To call the stock Service it looks like this in Scala :
orders.map { order =>
stockService.findOrderInStock(order.category, order.quantity)
}def findOrdersInStock() : Future[ProductSatus]
Now what if, for some reason, we can’t find the category of all the orders in the stocks, the function findOrdersInStock returns a NotFound exception for each request that was sent. Since we have 10 threads, after 10 failed requests, the Order service can send no more requests.
Therefore, all the other requests of any other client that was sent by the Order service to any other service are blocked. Some of the requests sent to the Order service that have nothing to do with the Stock service will fail, and this implies that until all the services fail.
When using a circuit breaker, once the number of errors reaches a max-failures number, the circuit-breaker is open, all the requests from the Order service to the Stock service are put aside for a call-timeout ( usually 60 seconds). So the Order service can still send requests to other services.

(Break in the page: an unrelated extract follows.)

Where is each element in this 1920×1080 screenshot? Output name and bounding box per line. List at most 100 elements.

After 60 seconds, the circuit breaker is half-open, it takes the first request and serves it, if it succeeds everything is back to normal, if not it goes back to the open state.
Conclusion :
- Circuit breakers are here to prevent failures from spreading between the services until it causes a general failure
- Circuit breakers have 3 states: open, half-open and closed
- Circuit breakers are on open state when the number of failures reaches the max-failure parameter
- Circuit breakers are open for a certain lapse of time, after what it goes to a half open state. Then the latest request is served, if it succees, the circuit breaker goes back to its normal state (close). If not it goes to an open state for another lapse of time
- In most frameworks, the exceptions 4xx and 5xx are considered as errors and can cause a circuit breaker to be open, some of those errors are not worth to cause an open circuit break, it is possible to add them to a white list : which is a list of errors that are to be ignored by the compiler.